Y conviene estar bien atentos a los platos de temporada y las propuestas fuera de carta que se encargan de cantar las eficientes camareras, que son mayoría en el restaurante. Nuestra elección, bastante preconcebida, quedó hecha trizas ante las apetitosas sugerencias que nos hicieron. Tras un atractivo aperitivo cortesía de la casa –crema de verdura y un original paté de cerdo, pollo y setas con mantequilla y moscatel–, compartimos media ración de crujientes croquetas sobre salsa de mostaza, menos intensas de sabor de lo esperado; rollitos de langostinos crujientes acompañados de una sutil salsa de alioli y aceite de pimientos de piquillo (2€ unidad), y media ración de ensaladilla con tirabeques y top de caviar (8€), que me había dejado buen recuerdo de otra ocasión, pero que esta vez me resultó de poco interés, bien por los componentes o por la insípida mayonesa. Mucho mejor la de mi memoria.
Donde no hubo objeción alguna fue en los principales: calamar de potera, cortado en rodajas y con su tinta marcando muy estéticamente la base del plato y el exterior del cefalópodo (23,5€). Estaba perfecto de punto, muy jugoso, acompañado por un crujiente pan de cristal con mayonesa, cebolla y pimientos. E igualmente fue un acierto un sorprendente rape envuelto en papada de cerdo con unos canelones rellenos del propio pescado y cebolla (24€). La carne, algo sosa, se equilibraba con la papada y con la sabrosa salsa que le acompañaba. Un gran plato.
En los postres se nota la experiencia pastelera de los propietarios. Aquí se acierta siempre si se opta por la finísima tarta de manzana, a un nivel parejo al de algunos restaurantes donde trabajaron, como Flanigan o Santceloni. Hay que encargarla al comienzo para que esté lista cuando toca. No se arrepentirán. Y, con los cafés, nos ofrecieron una finísima teja perfectamente tostada.

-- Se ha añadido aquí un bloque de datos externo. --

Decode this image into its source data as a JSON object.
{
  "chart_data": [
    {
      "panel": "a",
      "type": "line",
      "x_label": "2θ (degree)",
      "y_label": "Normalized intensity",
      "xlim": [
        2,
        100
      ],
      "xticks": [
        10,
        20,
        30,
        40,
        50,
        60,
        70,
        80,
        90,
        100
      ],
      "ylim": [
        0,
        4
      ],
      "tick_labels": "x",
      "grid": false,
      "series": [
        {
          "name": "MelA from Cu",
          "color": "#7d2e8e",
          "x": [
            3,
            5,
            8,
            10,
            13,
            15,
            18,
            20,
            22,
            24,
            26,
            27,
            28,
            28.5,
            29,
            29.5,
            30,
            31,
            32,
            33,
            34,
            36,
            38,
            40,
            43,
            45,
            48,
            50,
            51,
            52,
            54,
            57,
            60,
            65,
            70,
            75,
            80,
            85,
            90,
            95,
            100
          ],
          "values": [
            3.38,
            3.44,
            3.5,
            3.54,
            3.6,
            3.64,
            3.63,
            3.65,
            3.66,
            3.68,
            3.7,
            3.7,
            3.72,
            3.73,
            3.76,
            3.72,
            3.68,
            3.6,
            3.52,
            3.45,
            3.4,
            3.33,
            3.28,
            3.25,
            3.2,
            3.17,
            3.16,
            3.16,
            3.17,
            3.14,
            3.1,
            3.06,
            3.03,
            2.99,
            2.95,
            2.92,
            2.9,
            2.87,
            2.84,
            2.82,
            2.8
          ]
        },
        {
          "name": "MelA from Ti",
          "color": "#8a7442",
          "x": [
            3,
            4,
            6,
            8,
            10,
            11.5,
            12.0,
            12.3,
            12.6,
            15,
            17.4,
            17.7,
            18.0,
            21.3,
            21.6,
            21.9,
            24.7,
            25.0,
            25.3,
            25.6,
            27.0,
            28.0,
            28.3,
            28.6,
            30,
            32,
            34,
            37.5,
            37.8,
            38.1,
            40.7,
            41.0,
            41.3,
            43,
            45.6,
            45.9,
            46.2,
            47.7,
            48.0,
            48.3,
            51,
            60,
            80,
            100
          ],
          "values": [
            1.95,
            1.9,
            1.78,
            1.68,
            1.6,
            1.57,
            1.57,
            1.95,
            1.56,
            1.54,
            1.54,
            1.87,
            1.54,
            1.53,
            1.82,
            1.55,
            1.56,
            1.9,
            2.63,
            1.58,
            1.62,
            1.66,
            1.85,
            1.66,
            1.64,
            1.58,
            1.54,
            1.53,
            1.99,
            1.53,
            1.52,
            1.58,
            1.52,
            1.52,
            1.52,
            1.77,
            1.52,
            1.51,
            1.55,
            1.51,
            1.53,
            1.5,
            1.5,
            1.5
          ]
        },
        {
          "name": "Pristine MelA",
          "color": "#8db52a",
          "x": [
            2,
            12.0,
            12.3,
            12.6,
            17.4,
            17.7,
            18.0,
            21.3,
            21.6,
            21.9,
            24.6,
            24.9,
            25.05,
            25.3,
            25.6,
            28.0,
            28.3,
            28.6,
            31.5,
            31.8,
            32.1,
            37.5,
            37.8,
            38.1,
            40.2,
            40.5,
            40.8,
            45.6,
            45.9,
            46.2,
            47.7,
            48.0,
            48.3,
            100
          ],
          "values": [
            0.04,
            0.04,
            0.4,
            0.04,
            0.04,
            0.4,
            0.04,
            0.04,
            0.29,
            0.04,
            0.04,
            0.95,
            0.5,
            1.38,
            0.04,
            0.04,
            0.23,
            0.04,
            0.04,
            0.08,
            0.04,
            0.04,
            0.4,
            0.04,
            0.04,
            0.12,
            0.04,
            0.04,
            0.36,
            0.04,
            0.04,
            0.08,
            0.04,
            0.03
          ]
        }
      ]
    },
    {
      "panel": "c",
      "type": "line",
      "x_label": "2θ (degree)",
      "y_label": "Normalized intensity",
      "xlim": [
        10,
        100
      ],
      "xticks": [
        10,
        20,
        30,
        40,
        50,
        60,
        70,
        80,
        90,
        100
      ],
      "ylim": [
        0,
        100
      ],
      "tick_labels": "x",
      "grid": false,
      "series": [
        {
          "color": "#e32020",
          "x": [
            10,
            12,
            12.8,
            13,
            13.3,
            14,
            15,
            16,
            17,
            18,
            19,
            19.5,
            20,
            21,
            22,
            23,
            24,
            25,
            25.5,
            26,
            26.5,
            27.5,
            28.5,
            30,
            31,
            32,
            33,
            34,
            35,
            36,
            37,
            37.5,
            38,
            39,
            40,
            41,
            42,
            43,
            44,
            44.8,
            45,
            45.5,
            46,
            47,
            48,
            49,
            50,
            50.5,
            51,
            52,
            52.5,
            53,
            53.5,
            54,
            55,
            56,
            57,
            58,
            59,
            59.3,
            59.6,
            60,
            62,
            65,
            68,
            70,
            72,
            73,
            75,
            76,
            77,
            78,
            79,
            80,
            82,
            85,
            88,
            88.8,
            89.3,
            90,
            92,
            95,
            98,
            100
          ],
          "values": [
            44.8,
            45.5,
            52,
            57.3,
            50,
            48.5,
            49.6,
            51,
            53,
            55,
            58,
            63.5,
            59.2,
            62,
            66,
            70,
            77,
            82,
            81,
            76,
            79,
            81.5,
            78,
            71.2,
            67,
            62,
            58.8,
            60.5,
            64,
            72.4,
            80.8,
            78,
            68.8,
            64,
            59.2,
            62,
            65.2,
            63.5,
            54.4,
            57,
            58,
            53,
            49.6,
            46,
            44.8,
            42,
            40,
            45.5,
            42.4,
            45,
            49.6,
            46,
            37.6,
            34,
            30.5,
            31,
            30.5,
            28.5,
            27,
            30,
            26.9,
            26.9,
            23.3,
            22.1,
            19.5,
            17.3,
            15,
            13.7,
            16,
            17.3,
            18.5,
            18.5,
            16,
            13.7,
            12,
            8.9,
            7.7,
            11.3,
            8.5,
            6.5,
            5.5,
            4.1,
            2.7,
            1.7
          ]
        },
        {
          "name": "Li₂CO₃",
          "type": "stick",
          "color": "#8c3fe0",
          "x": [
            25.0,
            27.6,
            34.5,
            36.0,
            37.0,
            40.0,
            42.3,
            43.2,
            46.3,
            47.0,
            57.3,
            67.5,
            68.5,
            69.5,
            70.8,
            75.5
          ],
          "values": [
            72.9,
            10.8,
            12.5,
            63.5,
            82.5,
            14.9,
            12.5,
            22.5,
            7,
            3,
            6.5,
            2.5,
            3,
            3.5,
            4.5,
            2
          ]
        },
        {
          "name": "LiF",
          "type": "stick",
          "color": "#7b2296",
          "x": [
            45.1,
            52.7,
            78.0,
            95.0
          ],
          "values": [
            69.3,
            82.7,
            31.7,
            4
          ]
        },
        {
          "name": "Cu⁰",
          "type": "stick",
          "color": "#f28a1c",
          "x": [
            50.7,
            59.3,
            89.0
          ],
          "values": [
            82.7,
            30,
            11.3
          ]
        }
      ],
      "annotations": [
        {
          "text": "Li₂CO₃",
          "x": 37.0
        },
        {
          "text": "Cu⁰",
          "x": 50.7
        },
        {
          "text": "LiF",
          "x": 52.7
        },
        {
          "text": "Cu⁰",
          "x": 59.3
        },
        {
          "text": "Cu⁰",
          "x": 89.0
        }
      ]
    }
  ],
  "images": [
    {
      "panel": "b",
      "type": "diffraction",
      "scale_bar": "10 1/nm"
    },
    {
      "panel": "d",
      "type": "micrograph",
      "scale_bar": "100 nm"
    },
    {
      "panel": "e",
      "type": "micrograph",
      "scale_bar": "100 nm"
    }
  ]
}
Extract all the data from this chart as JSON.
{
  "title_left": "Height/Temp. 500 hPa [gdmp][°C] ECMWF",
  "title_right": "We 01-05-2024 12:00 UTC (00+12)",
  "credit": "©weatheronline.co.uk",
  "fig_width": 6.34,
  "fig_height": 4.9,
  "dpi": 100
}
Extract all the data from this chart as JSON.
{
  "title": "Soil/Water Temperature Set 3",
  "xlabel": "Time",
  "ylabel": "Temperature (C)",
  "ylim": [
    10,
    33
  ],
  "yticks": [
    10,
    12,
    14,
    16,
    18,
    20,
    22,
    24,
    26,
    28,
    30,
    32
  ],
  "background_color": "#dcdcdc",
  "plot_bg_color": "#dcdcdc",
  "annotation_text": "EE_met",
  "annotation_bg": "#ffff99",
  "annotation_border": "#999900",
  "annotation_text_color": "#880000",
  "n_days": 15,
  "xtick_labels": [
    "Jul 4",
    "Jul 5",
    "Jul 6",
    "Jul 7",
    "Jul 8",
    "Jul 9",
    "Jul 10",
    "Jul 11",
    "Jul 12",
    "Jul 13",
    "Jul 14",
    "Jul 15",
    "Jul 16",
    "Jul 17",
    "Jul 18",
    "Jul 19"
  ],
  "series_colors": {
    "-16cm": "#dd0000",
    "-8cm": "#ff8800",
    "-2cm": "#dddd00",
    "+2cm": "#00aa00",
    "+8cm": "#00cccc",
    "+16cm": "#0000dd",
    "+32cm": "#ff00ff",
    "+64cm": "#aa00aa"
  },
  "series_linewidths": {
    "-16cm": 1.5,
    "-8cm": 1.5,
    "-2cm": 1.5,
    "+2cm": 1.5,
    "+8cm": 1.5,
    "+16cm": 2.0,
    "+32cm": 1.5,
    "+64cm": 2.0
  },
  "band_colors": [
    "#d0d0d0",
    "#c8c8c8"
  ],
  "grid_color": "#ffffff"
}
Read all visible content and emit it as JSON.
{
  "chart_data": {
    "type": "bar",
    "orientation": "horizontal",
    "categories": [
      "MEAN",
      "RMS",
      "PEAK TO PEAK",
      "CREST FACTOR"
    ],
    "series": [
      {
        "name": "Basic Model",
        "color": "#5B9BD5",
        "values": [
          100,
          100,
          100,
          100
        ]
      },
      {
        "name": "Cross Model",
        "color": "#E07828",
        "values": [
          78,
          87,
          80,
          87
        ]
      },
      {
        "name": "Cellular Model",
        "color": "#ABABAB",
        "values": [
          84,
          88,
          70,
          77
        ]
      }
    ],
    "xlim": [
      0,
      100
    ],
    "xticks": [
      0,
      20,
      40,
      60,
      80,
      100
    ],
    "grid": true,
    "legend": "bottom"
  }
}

La carta de vinos es una buena conjunción de clásicos y algo más modernos, y a precio razonable (multiplican por dos o algo menos los de tienda). Algunos, particularmente bien, como el Mauro o el Aalto que ofrecían en la pizarra.
La jefa de sala, amable y entendida, nos preguntó qué tal habíamos comido, y le comentamos las pequeñas objeciones mencionadas, así como las mejoras en la acústica del restaurante que habíamos detectado. Cuando nos trajeron la cuenta, nos comunicó elegantemente que no nos cobraban ni la ensaladilla ni las croquetas. Además, nos invitaron a un par de copas de un moscatel navarro de cosecha tardía de Ochoa. Pequeños detalles que engrandecen a los buenos restaurantes. Magnífica casa de comidas, recomendada en varias de las grandes guías (Sol Repsol 22).